Ici, le tango est loin d’être deux pas en avant, trois pas de côté. Il est une danse d’une richesse inouïe et d’une éloquence surprenante. Le tanguero (le danseur de tango) et la fédora (sa partenaire) s’affrontent, se séparent, se retrouvent dans un corps à corps où les jambes et le regard en disent plus long que les mots.
Telle est la qualité de ce spectacle qui a exploré tous les aspects et l’évolution d’une danse née dans les rues de Buenos Aires. C’est là en effet qu’il a fait son apparition vers 1880, dans les quartiers alors populaires de Montserrat et de San Tilmo. Au début du XXe siècle, la capitale argentine s’était mise à son rythme même si la classe huppée le dénigrait.
L’originalité et la force de «Tango Pasión» est qu’il est bâti comme un véritable ballet. C’est-à-dire qu’il repose sur une chorégraphie minutieusement élaborée et relevant d’une grande inspiration.
Après la
Macarena
Le rideau se lève sur une «cafétin» (café à Buenos Aires) des années 40. Les hommes ont les cheveux gominés, les costumes à rayures et le regard conquérant. De vrais machos. Ils invitent à danser des femmes moulées dans des robes précieuses mettant en valeur leur corps et dévoilant, à chaque mouvement, le galbe de leurs jambes. Quand les couples se forment, les hommes commencent par mener le jeu, mais les femmes, tout en suivant, leur arrachent progressivement la vedette. Façon de s’imposer. Les corps se raidissent, se plient à l’infini, se cambrent. Les jambes sont tantôt fléches, lancées dans l’espace, tantôt jeu d’angles dessinant de savants entrelacs. Avec harmonie, rapidité et sans collusion aucune.

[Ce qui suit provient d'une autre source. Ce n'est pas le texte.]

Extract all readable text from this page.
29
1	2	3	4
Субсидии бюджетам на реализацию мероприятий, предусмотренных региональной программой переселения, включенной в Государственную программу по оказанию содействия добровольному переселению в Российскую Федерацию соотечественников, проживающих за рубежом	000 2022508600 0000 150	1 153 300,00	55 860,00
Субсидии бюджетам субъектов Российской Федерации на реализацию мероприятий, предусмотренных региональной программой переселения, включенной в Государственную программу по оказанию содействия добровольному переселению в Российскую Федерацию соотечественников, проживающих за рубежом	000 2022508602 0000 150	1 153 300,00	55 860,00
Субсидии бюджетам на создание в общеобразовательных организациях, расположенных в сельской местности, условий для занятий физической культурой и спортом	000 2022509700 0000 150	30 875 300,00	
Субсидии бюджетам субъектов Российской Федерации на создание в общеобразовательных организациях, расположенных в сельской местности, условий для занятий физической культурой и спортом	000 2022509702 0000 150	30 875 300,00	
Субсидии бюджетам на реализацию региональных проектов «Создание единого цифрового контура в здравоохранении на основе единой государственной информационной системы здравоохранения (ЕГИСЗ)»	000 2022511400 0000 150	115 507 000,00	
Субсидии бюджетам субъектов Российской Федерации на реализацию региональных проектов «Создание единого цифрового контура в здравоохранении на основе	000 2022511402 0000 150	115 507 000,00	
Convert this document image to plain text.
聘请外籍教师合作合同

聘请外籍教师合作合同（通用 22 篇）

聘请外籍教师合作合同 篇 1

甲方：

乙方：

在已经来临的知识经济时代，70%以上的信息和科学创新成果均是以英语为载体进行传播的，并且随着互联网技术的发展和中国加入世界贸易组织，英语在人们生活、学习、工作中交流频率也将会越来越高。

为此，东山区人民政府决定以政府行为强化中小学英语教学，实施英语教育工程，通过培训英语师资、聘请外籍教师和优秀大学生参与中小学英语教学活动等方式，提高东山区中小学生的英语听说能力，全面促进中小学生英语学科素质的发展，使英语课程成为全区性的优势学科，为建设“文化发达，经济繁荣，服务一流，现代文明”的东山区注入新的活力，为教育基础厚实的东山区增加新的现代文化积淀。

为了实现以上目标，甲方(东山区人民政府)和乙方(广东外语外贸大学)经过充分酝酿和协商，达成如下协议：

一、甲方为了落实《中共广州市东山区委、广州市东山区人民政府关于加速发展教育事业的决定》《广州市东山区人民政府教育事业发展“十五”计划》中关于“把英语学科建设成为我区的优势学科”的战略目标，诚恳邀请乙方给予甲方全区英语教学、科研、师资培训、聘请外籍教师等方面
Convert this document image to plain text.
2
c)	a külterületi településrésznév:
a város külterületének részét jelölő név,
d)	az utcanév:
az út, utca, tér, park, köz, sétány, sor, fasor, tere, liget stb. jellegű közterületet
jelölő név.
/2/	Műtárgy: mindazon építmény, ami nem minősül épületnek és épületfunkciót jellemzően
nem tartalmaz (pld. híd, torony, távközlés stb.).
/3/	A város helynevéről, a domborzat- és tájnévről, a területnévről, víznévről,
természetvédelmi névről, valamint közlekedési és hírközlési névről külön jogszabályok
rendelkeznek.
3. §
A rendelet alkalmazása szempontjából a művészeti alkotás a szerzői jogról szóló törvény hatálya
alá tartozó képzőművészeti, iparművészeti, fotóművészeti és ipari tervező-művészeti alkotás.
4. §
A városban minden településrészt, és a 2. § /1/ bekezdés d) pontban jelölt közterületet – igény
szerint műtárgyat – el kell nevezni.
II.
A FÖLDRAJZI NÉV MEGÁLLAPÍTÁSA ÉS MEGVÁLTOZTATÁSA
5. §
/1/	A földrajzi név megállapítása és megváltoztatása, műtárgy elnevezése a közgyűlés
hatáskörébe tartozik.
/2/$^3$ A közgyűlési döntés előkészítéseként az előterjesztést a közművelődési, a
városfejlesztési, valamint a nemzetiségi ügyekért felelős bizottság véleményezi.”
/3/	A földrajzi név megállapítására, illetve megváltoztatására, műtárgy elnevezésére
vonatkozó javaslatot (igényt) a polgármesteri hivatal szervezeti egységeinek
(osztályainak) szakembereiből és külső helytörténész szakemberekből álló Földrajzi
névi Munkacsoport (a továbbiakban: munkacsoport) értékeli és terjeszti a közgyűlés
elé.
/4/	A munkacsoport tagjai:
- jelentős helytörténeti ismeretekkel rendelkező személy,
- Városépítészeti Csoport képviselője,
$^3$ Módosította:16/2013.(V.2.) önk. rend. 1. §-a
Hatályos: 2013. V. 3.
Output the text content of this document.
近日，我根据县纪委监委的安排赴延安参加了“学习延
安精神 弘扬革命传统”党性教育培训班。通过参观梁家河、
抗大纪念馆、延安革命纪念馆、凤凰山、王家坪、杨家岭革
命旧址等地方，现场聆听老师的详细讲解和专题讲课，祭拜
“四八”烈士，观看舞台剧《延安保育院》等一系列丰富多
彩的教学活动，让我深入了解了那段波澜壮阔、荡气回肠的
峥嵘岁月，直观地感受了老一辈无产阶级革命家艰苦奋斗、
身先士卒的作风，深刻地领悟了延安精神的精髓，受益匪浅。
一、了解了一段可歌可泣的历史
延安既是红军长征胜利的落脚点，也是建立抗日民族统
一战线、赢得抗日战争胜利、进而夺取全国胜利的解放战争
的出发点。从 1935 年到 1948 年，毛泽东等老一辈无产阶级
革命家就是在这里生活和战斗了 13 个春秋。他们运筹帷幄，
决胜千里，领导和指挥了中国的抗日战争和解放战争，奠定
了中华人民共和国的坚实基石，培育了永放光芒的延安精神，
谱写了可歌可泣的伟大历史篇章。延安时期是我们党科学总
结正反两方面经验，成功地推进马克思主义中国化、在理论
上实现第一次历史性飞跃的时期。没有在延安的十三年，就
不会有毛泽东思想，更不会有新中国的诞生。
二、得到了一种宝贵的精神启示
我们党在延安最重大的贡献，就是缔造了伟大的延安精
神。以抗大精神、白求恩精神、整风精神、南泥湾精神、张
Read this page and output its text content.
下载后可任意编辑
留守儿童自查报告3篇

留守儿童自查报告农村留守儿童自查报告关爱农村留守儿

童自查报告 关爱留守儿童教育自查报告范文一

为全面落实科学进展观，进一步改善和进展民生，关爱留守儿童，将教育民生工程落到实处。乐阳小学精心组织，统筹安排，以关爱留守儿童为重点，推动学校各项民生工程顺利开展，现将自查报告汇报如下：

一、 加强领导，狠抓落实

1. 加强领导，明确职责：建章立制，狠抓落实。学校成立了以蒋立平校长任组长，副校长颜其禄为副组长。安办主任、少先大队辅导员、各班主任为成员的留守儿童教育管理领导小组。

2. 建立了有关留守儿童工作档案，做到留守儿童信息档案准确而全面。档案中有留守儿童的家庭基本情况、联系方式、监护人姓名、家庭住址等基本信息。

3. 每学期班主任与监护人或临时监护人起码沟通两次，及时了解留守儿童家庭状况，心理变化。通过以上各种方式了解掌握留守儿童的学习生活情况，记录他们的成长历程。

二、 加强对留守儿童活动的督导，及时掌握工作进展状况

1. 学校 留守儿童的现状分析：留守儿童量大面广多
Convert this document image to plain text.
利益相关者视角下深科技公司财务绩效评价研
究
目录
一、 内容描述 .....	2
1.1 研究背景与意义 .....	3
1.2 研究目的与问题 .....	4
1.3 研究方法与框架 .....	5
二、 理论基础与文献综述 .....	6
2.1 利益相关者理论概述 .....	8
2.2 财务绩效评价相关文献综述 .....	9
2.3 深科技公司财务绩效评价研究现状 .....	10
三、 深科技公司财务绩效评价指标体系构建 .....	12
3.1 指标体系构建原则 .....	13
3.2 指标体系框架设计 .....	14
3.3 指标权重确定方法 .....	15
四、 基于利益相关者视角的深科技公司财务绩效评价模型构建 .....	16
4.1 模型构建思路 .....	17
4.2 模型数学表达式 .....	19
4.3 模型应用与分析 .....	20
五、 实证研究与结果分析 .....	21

Une première partie à couper le souffle et qui porte au paroxysme les rythmes des tangos d’antan: «la Cumparsita», «Ojos Negros» (les yeux noirs), «El Choclo» et autres compositions du célèbre Carlos Gardel.
L’orchestre qui accompagne la troupe est aussi prestigieux. Il s’agit du Sexto Mayor dont notamment les joueurs de bandonéon (petit accordéon hexagonal, portant le nom de son inventeur allemand, Heinrich Ban).
Egalement éblouissante la seconde partie ayant pour support des musiques contemporaines, portant pour la plupart la signature d’Astor Piazzola.
A noter que la fièvre du tango, particulièrement argentin, monte de plus en plus. Après la Macarena, tout le monde ne jure plus que par «le plus beau de tous les tangos du monde…».